Advertising pay is less than it was in 1980. (For those who like short paragraphs.)

What we have here is a perfect storm of greed. 

The best people in advertising--in any business--have always been ambitious and competitive. They've always wanted a raise every year--not just a cost of living increase--a genuine improvement in their standard of living. That's human nature. That's relatively immutable. That won't change.

Cave people wanted nicer caves. Better mammoth skin frocks. A nicer ocher cave painting.

Human nature.

Probably Neanderthal nature, too.

Ad people want the same things people have wanted since the rise in American liberalism which emerged from John Maynard Keynes and his influence on Franklin Roosevelt's New Deal. They've wanted to own a home. They've wanted college for their children. They've wanted good healthcare. A night off now and again. Maybe a week in St. Kitts every so often. And maybe four or five years of retirement before they die. Oh, and some work they could be proud of.

None of that is really plausible in today's ad industry. In fact, it's not economically feasible as long as the Chieftains of the industry earn 200 to 300 times what the median worker makes. There's just not enough money to go around.

I agree people are burnt out.

I agree people want to work from home more often.

But those two conditions are partly the result of inadequate pay, inadequate advancement, inadequate fairness.

Why spend two hours on a train (your commute is long in part because your salary is low) to work for a dead-end job that where the profit of a few demands low-wage unpaid hours from many?

I don't love working on my own. It's tough. Way more arduous than anything I've ever done. Like Derek Walker writes, running your own thing makes you "chief instigator, janitor, secretary and mailroom person." It's unrelenting. 

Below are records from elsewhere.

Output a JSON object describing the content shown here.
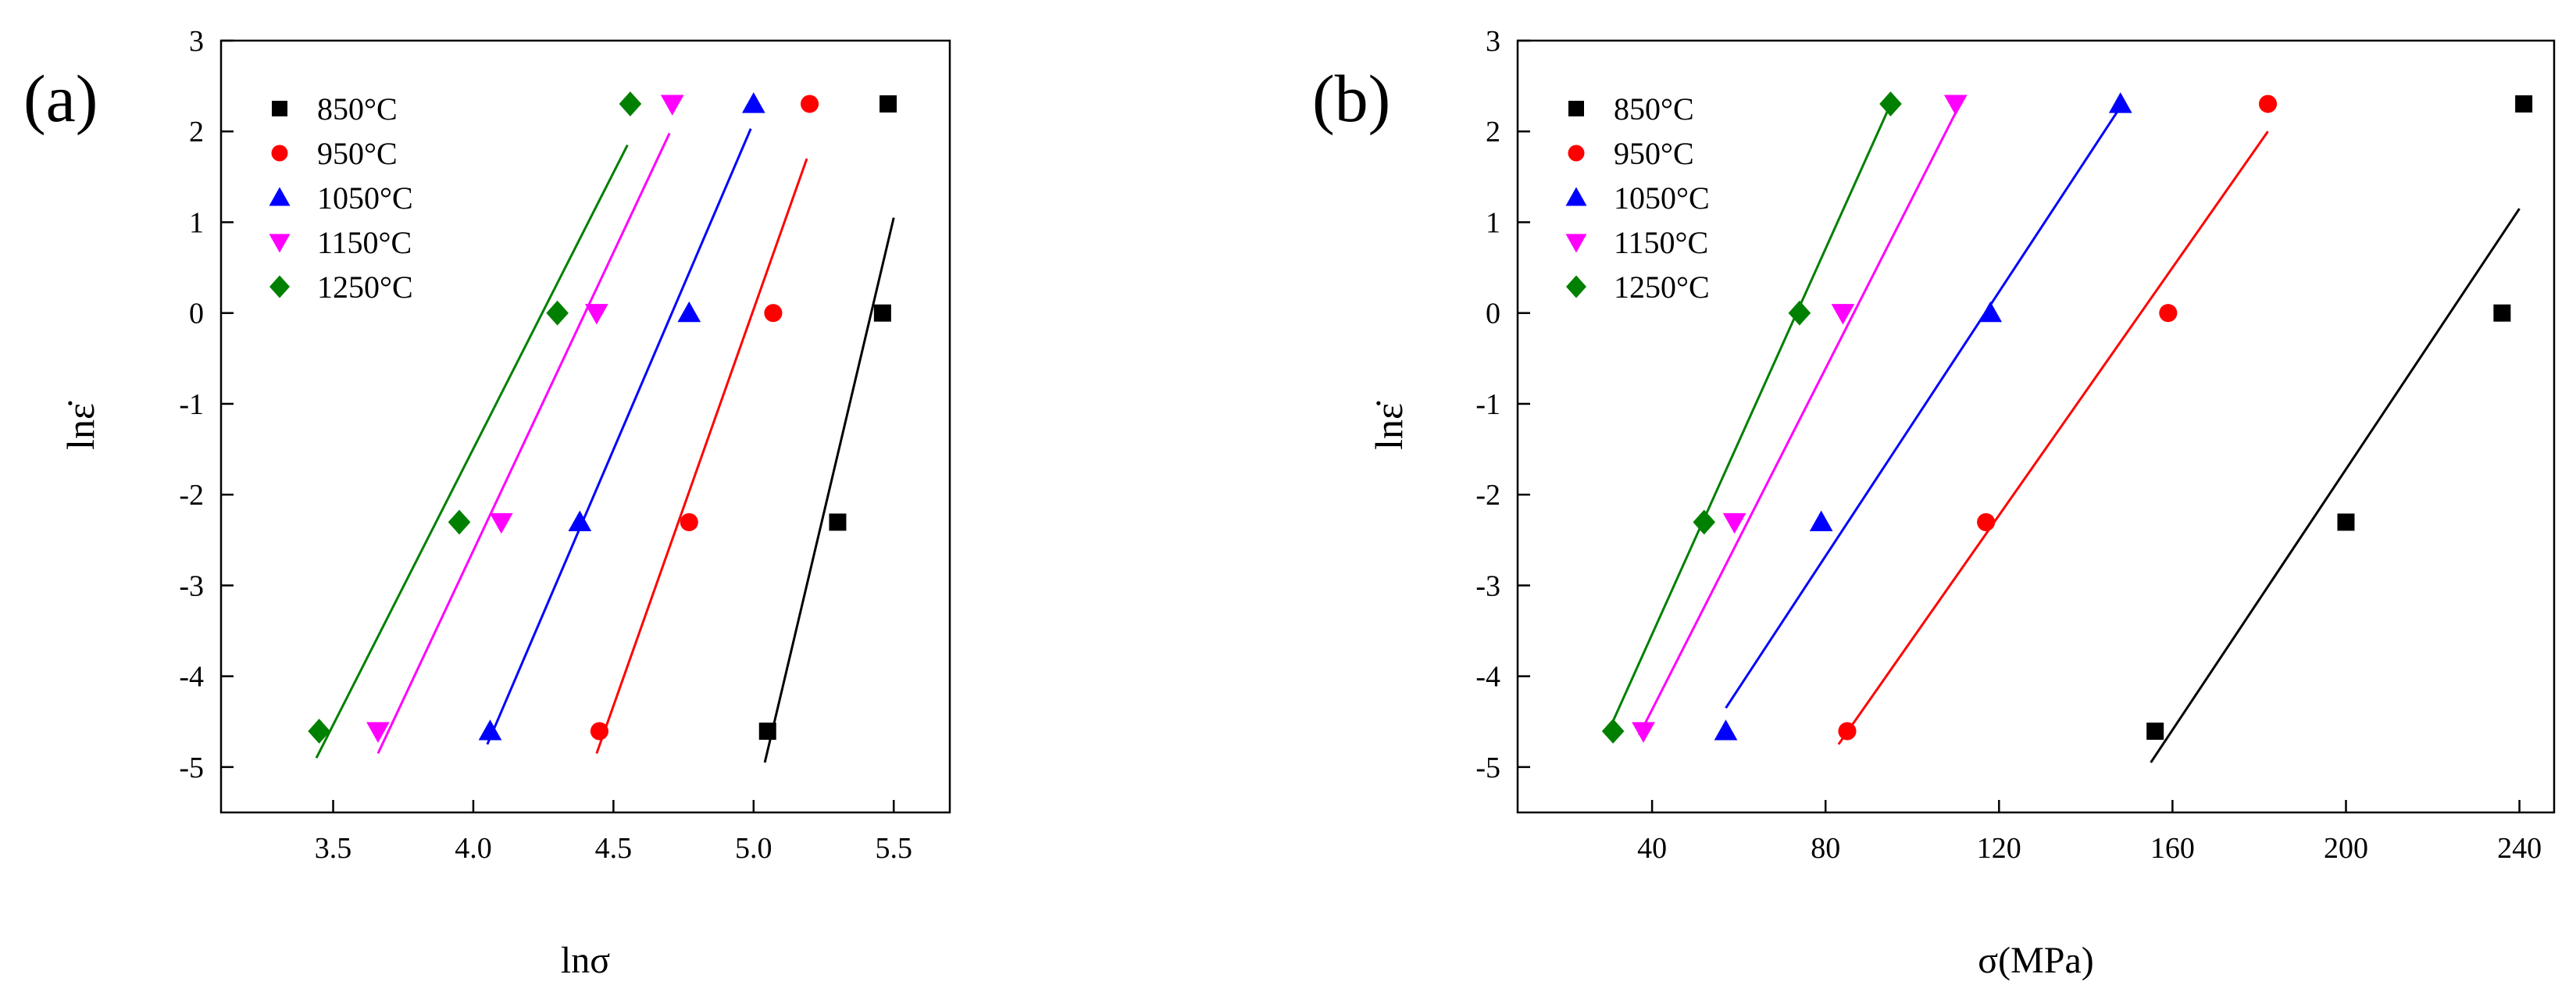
{
  "chart_data": [
    {
      "type": "scatter",
      "panel_label": "(a)",
      "xlabel": "lnσ",
      "ylabel": "lnε̇",
      "xlim": [
        3.1,
        5.7
      ],
      "ylim": [
        -5.5,
        3
      ],
      "xticks": [
        3.5,
        4.0,
        4.5,
        5.0,
        5.5
      ],
      "xtick_labels": [
        "3.5",
        "4.0",
        "4.5",
        "5.0",
        "5.5"
      ],
      "yticks": [
        -5,
        -4,
        -3,
        -2,
        -1,
        0,
        1,
        2,
        3
      ],
      "ytick_labels": [
        "-5",
        "-4",
        "-3",
        "-2",
        "-1",
        "0",
        "1",
        "2",
        "3"
      ],
      "legend_position": "top-left",
      "series": [
        {
          "name": "850°C",
          "marker": "square",
          "color": "#000000",
          "points": [
            [
              5.05,
              -4.605
            ],
            [
              5.3,
              -2.303
            ],
            [
              5.46,
              0
            ],
            [
              5.48,
              2.303
            ]
          ],
          "fit": [
            [
              5.04,
              -4.95
            ],
            [
              5.5,
              1.05
            ]
          ]
        },
        {
          "name": "950°C",
          "marker": "circle",
          "color": "#ff0000",
          "points": [
            [
              4.45,
              -4.605
            ],
            [
              4.77,
              -2.303
            ],
            [
              5.07,
              0
            ],
            [
              5.2,
              2.303
            ]
          ],
          "fit": [
            [
              4.44,
              -4.85
            ],
            [
              5.19,
              1.7
            ]
          ]
        },
        {
          "name": "1050°C",
          "marker": "triangle-up",
          "color": "#0000ff",
          "points": [
            [
              4.06,
              -4.605
            ],
            [
              4.38,
              -2.303
            ],
            [
              4.77,
              0
            ],
            [
              5.0,
              2.303
            ]
          ],
          "fit": [
            [
              4.05,
              -4.75
            ],
            [
              4.99,
              2.03
            ]
          ]
        },
        {
          "name": "1150°C",
          "marker": "triangle-down",
          "color": "#ff00ff",
          "points": [
            [
              3.66,
              -4.605
            ],
            [
              4.1,
              -2.303
            ],
            [
              4.44,
              0
            ],
            [
              4.71,
              2.303
            ]
          ],
          "fit": [
            [
              3.66,
              -4.85
            ],
            [
              4.7,
              1.98
            ]
          ]
        },
        {
          "name": "1250°C",
          "marker": "diamond",
          "color": "#008000",
          "points": [
            [
              3.45,
              -4.605
            ],
            [
              3.95,
              -2.303
            ],
            [
              4.3,
              0
            ],
            [
              4.56,
              2.303
            ]
          ],
          "fit": [
            [
              3.44,
              -4.9
            ],
            [
              4.55,
              1.85
            ]
          ]
        }
      ]
    },
    {
      "type": "scatter",
      "panel_label": "(b)",
      "xlabel": "σ(MPa)",
      "ylabel": "lnε̇",
      "xlim": [
        9,
        248
      ],
      "ylim": [
        -5.5,
        3
      ],
      "xticks": [
        40,
        80,
        120,
        160,
        200,
        240
      ],
      "xtick_labels": [
        "40",
        "80",
        "120",
        "160",
        "200",
        "240"
      ],
      "yticks": [
        -5,
        -4,
        -3,
        -2,
        -1,
        0,
        1,
        2,
        3
      ],
      "ytick_labels": [
        "-5",
        "-4",
        "-3",
        "-2",
        "-1",
        "0",
        "1",
        "2",
        "3"
      ],
      "legend_position": "top-left",
      "series": [
        {
          "name": "850°C",
          "marker": "square",
          "color": "#000000",
          "points": [
            [
              156,
              -4.605
            ],
            [
              200,
              -2.303
            ],
            [
              236,
              0
            ],
            [
              241,
              2.303
            ]
          ],
          "fit": [
            [
              155,
              -4.95
            ],
            [
              240,
              1.15
            ]
          ]
        },
        {
          "name": "950°C",
          "marker": "circle",
          "color": "#ff0000",
          "points": [
            [
              85,
              -4.605
            ],
            [
              117,
              -2.303
            ],
            [
              159,
              0
            ],
            [
              182,
              2.303
            ]
          ],
          "fit": [
            [
              83,
              -4.75
            ],
            [
              182,
              2.0
            ]
          ]
        },
        {
          "name": "1050°C",
          "marker": "triangle-up",
          "color": "#0000ff",
          "points": [
            [
              57,
              -4.605
            ],
            [
              79,
              -2.303
            ],
            [
              118,
              0
            ],
            [
              148,
              2.303
            ]
          ],
          "fit": [
            [
              57,
              -4.35
            ],
            [
              148,
              2.27
            ]
          ]
        },
        {
          "name": "1150°C",
          "marker": "triangle-down",
          "color": "#ff00ff",
          "points": [
            [
              38,
              -4.605
            ],
            [
              59,
              -2.303
            ],
            [
              84,
              0
            ],
            [
              110,
              2.303
            ]
          ],
          "fit": [
            [
              37,
              -4.65
            ],
            [
              111,
              2.3
            ]
          ]
        },
        {
          "name": "1250°C",
          "marker": "diamond",
          "color": "#008000",
          "points": [
            [
              31,
              -4.605
            ],
            [
              52,
              -2.303
            ],
            [
              74,
              0
            ],
            [
              95,
              2.303
            ]
          ],
          "fit": [
            [
              30,
              -4.6
            ],
            [
              95,
              2.3
            ]
          ]
        }
      ]
    }
  ]
}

But when people ask, I tell them this. "It's nice to have restored for myself the relationship between hard work and pay." 

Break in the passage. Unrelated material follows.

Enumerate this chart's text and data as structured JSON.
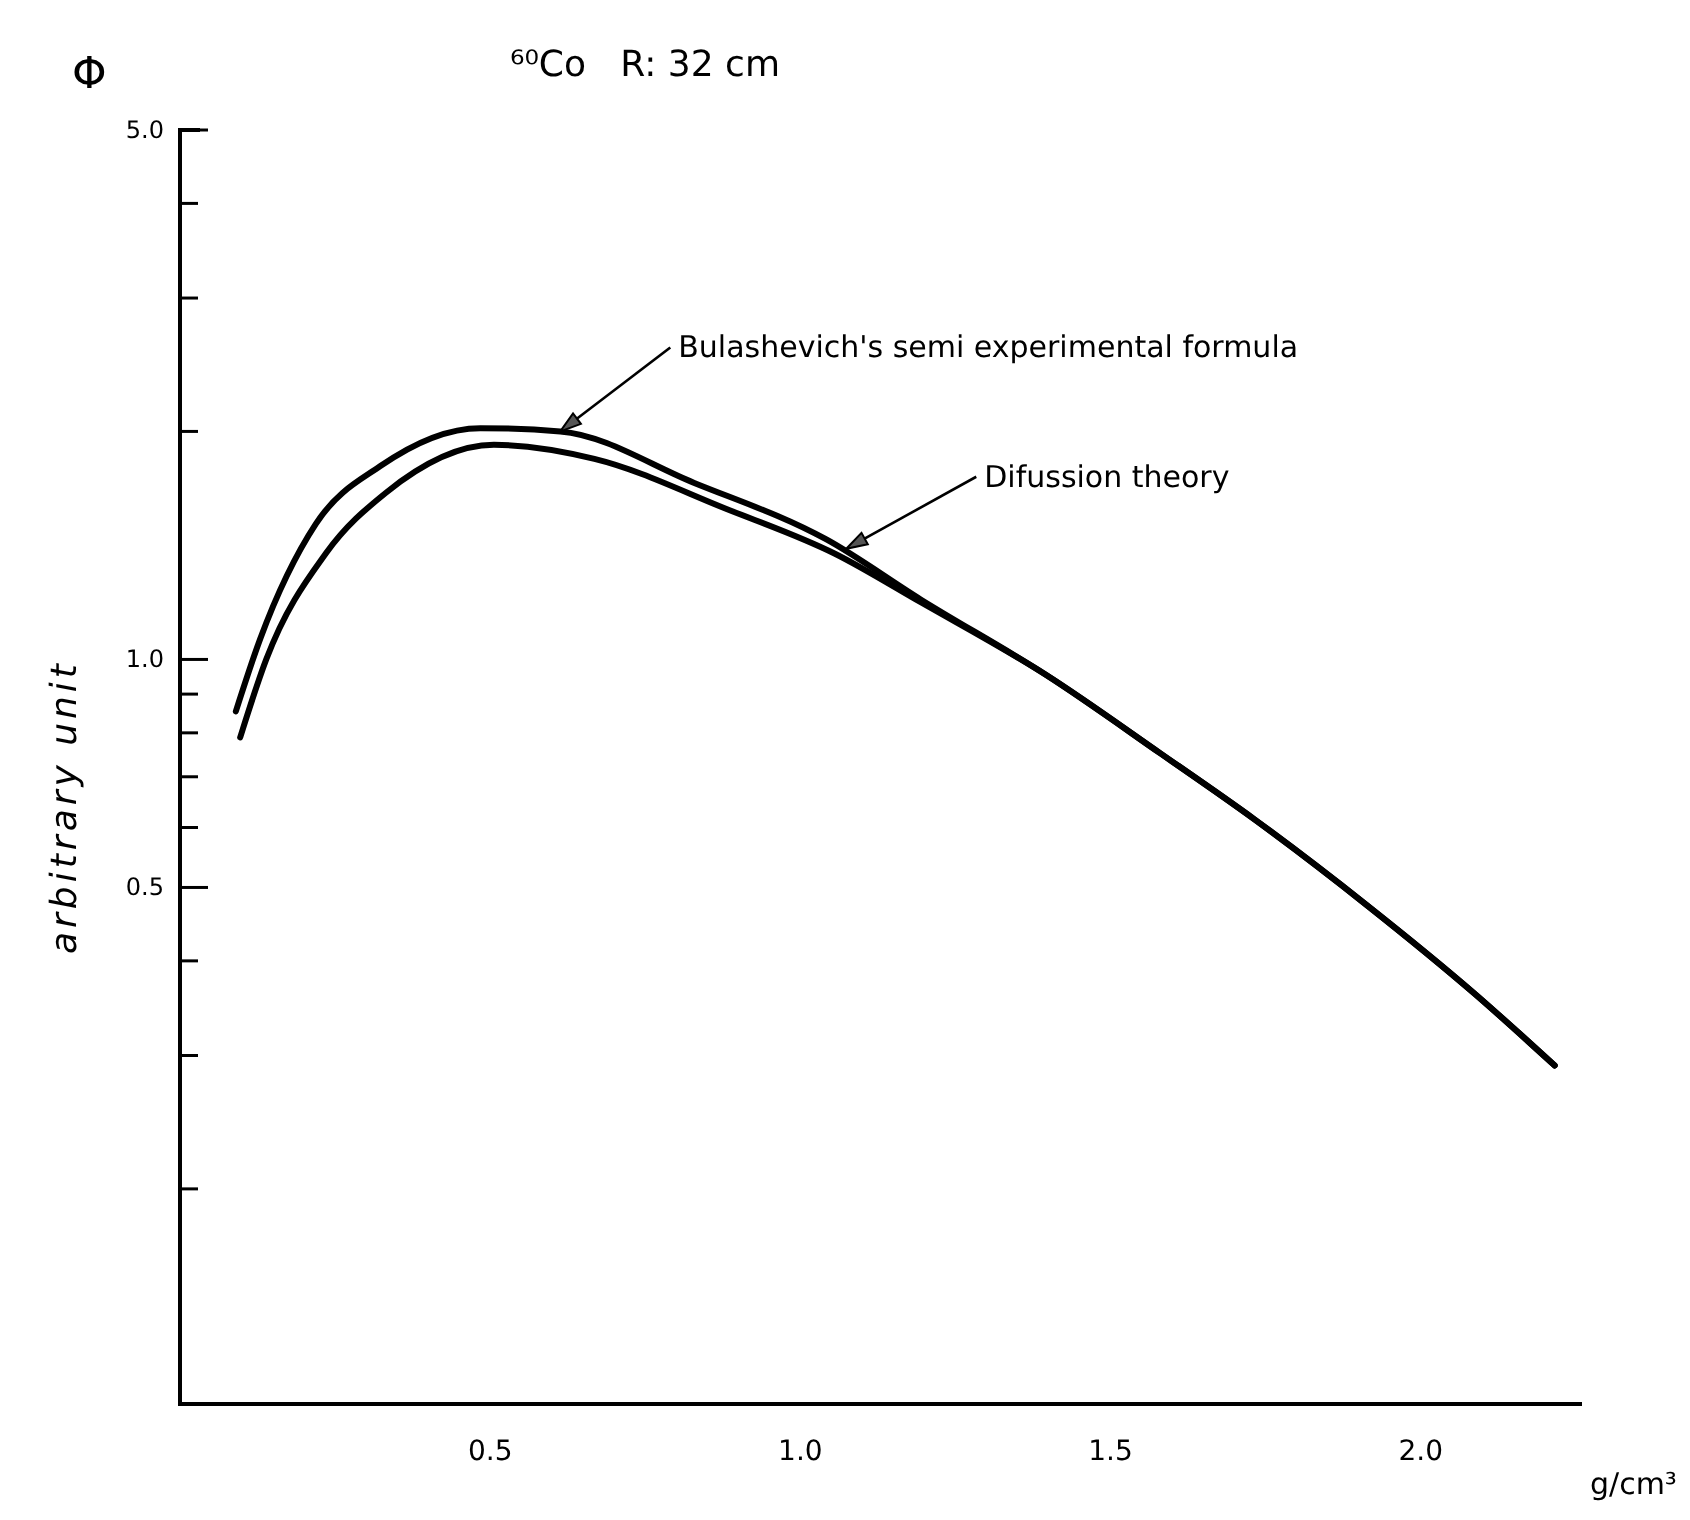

What's more, when GeorgeCo., LLC, a Delaware Company does hire planners, account people, producers, art directors, editors, colorists, designers, writers, etc. I pay them top-dollar because my clients deserve the best people. Not just the cheapest. People flee from me all the time. They're not fleeing from the work I offer. Because I try to treat people well and pay them what they deserve.

I think that's what's missing today.